The guidelines recommend reducing risk for adverse drug reactions by identifying drugs that should be discontinued, avoided, or reduced in dosage before surgery.

"When surgeons evaluate elderly patients before they undergo operations, they want to know how many and what specific medications their patients are taking," Dr. Ko added. "This step will enable them to identify potential medication issues before operations and before the surgeons start adding pain medication to the patient's medication list."

To identify patients at higher risk for developing perioperative heart disease and myocardial infarction, all geriatric patients should be evaluated for perioperative cardiac risk, the guidelines state, in accordance with American College of Cardiology and American Heart Association algorithms for noncardiac surgery.

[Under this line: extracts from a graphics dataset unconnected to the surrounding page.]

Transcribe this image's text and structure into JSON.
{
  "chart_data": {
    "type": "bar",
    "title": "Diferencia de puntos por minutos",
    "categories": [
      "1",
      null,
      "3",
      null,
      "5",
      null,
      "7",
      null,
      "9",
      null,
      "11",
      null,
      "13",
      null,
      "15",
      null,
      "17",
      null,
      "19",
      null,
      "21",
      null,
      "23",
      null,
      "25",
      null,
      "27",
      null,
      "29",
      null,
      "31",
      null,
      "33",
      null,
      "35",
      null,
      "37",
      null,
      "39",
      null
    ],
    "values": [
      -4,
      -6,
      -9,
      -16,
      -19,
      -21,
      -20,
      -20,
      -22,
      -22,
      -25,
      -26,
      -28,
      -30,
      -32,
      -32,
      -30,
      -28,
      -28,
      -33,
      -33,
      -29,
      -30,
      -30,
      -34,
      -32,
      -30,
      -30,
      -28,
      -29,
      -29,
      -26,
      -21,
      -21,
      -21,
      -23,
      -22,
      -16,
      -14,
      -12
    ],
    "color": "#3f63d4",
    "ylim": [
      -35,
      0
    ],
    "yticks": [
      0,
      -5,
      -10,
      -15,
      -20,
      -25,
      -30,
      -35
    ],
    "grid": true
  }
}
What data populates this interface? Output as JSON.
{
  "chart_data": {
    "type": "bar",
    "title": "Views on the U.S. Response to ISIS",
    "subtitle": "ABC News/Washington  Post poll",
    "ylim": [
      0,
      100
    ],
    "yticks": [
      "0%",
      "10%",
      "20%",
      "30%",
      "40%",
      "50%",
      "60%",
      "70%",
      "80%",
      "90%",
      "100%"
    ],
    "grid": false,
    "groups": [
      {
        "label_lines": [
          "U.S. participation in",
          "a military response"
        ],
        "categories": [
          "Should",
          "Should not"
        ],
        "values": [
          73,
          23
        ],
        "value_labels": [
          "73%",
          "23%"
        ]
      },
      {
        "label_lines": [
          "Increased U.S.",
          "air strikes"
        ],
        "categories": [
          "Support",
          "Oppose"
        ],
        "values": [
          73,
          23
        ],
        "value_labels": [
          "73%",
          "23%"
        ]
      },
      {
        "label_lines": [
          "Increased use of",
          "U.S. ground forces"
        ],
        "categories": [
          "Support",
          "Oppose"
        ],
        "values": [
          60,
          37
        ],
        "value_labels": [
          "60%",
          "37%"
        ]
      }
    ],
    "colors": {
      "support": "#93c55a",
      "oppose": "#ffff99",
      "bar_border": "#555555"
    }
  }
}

"Caring for the elderly generally requires a team approach," Dr. Ko said. "The surgeon knows how to perform surgery and the cardiologist knows how to take care of the heart. It's best for everyone to work together to take care of the patient. We want everyone on the same page of providing good quality care."

Checklist

The guidelines strongly recommend the following preoperative assessments for every geriatric patient:

  • Performing complete history and physical examination;

  • Conducting cognitive assessment, including the patient's ability to understand the purpose and likely outcomes of the planned surgical procedure;

  • Screening for depression;

  • Determining risk factors for postoperative delirium;

  • Screening for substance abuse/dependence, including alcohol;

  • Performing cardiac evaluation following the American College of Cardiology/American Heart Association algorithm for patients undergoing noncardiac surgery;

  • Assessing risk factors for postoperative pulmonary complications and implementing suitable preventive strategies;

  • Documenting functional status and fall history;

  • Calculating frailty score at baseline;

  • Assessing nutritional status and considering implementation of preoperative interventions for high-risk patients;

  • Taking a complete medication history, making needed perioperative adjustments, and monitoring for polypharmacy;

  • Identifying the patient's treatment goals and expectations in light of anticipated and unexpected treatment outcomes;

  • Assessing the family and social support system; and

  • Performing suitable diagnostic tests as needed for elderly patients.

The guideline authors have disclosed no relevant financial relationships.